Luchtvaartmaatschappijen moeten twee keer per jaar informatie over vliegroutes delen. Waarom is niet geregeld in het convenant dat ze die informatie ook openbaar moeten maken, zoals de OVV aanbeveelt en sommige maatschappijen ook al doen?

De voorzitter:

Mevrouw Belhaj, u moet wel gaan afronden.

Mevrouw Belhaj (D66):

Tot slot. Vier keer per jaar komt de expertgroep bijeen. Waarom niet vaker? Met een driemaandelijkse terugkoppeling kun je toch nooit de ontwikkelingen op de grond bijhouden? Hiermee kun je ook niet spreken van een structurele borging. Wat D66 betreft wordt met dit convenant slechts de bestaande praktijk geformaliseerd. Dat is een eerste positieve stap, maar wat ons betreft is het nog niet voldoende.

De voorzitter:

Dank u wel. Ik geef het woord aan de heer Monasch.

De heer Monasch (PvdA):

Voorzitter. Dank aan de Staatssecretaris voor de beantwoording in eerste termijn. Dank ook voor de toezegging om te kijken naar mogelijkheden voor tariefdifferentiatie op Schiphol. Voor ons staat de keuze voor een mainport centraal. Dat maakt Schiphol uniek en dat willen we vasthouden. Het is dan ook goed dat er wordt gewerkt aan een vluchtverdelingsbesluit. Vanaf 2018 moet Lelystad vol operationeel zijn. Kan de Staatssecretaris toezeggen dat de voorhang van dat besluit tijdig naar de Kamer komt, zodat het vanaf 2018 effectief zal zijn?
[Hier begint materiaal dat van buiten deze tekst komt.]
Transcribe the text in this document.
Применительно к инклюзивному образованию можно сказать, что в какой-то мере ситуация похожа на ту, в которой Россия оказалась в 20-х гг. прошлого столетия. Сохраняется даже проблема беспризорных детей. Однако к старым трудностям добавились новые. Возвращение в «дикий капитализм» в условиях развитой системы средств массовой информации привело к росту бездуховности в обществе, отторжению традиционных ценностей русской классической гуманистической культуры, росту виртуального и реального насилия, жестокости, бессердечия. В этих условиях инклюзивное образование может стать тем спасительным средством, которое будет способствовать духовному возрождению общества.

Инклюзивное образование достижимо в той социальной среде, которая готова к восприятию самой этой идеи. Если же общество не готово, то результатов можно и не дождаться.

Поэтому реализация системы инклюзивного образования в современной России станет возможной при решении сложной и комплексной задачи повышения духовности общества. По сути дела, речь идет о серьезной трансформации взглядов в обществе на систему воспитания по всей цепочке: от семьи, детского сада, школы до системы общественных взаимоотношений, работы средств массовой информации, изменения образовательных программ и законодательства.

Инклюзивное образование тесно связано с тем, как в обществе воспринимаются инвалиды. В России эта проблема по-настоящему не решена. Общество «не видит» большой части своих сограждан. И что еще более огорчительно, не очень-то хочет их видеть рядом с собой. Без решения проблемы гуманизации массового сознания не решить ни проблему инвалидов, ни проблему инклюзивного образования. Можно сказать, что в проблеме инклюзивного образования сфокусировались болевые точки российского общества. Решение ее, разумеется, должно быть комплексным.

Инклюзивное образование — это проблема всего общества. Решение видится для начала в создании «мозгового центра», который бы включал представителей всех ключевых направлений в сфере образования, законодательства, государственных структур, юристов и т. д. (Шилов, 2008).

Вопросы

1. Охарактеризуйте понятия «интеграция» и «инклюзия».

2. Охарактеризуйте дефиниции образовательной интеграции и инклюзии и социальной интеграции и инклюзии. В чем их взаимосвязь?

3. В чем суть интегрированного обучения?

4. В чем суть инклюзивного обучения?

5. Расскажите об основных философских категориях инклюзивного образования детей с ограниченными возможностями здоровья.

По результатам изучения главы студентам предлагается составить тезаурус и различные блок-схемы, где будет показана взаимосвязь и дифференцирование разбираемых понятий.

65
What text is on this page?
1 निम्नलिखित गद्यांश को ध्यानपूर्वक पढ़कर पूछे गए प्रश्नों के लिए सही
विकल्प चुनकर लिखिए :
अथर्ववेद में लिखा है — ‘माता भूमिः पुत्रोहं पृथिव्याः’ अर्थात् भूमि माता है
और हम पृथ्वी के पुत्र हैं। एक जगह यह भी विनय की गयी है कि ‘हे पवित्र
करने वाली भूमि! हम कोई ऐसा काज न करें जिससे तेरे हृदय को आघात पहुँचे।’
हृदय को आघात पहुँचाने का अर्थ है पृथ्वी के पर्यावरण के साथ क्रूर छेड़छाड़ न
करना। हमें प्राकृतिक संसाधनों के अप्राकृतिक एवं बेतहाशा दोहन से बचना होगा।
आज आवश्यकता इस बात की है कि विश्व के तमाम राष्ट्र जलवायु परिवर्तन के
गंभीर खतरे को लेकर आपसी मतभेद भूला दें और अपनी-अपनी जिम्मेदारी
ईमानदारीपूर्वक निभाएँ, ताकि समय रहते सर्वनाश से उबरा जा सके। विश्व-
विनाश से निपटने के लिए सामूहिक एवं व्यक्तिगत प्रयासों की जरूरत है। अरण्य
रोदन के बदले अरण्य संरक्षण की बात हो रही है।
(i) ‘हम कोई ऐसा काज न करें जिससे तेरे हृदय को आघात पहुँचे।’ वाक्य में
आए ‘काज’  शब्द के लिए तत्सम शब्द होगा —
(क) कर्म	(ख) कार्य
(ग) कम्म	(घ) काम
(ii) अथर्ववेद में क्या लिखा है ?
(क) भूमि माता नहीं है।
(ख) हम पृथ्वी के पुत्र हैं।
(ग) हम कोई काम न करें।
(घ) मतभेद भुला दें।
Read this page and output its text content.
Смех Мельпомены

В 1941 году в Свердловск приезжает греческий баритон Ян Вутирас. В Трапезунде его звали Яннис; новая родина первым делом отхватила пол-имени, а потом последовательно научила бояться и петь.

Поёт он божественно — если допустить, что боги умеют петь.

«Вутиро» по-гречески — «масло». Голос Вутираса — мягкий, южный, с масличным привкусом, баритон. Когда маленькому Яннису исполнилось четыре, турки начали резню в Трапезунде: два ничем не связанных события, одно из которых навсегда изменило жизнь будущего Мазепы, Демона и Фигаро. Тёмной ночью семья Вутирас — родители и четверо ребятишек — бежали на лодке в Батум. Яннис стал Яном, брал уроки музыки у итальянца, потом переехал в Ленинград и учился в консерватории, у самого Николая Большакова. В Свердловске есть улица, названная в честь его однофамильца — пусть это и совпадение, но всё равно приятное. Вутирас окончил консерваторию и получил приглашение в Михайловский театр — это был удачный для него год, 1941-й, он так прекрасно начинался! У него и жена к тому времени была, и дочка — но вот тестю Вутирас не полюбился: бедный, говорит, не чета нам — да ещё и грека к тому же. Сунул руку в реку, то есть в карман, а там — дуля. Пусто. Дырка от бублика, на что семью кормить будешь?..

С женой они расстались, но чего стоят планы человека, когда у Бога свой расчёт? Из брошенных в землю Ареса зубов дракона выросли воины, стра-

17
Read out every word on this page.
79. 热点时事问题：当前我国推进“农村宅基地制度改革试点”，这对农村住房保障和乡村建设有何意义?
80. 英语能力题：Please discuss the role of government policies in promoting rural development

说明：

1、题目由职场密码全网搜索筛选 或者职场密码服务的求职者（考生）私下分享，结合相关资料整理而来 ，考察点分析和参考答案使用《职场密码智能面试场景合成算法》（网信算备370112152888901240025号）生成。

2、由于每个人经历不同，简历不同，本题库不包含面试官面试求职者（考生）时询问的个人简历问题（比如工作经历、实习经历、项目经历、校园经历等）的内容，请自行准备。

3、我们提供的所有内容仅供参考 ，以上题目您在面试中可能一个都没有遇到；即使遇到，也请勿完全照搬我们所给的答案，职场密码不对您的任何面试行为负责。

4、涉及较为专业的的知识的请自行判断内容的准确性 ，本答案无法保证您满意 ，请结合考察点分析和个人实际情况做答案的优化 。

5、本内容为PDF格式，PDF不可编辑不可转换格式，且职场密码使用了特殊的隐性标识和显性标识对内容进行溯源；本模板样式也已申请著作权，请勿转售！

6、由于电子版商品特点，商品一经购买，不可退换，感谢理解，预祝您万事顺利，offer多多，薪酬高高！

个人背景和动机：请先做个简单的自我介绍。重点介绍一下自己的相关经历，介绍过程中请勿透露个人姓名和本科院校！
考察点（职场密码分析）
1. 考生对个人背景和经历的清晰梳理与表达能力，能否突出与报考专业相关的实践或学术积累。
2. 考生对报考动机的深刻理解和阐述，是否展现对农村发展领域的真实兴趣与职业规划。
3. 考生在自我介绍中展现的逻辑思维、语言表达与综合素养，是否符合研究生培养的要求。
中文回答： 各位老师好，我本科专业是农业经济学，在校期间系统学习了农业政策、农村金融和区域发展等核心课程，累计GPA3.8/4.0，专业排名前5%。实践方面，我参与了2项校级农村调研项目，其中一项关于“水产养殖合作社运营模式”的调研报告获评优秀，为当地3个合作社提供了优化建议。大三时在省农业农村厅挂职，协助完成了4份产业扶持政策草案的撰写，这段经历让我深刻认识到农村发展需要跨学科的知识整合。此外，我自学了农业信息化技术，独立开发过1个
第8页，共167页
We hebben het gehad over het werkgeverschap van verschillende luchtvaartmaatschappijen, maar het gaat natuurlijk ook om het werkgeverschap van Schiphol. Ternauwernood is een staking voorkomen. We gaan ervan uit dat de overheid, ook omdat zij aandeelhouder is in de N.V. Luchthaven Schiphol, erop toeziet dat Schiphol niet al zijn werk wegzet in schimmige onderaanbestedingen maar gewoon zorgt voor goed werkgeverschap.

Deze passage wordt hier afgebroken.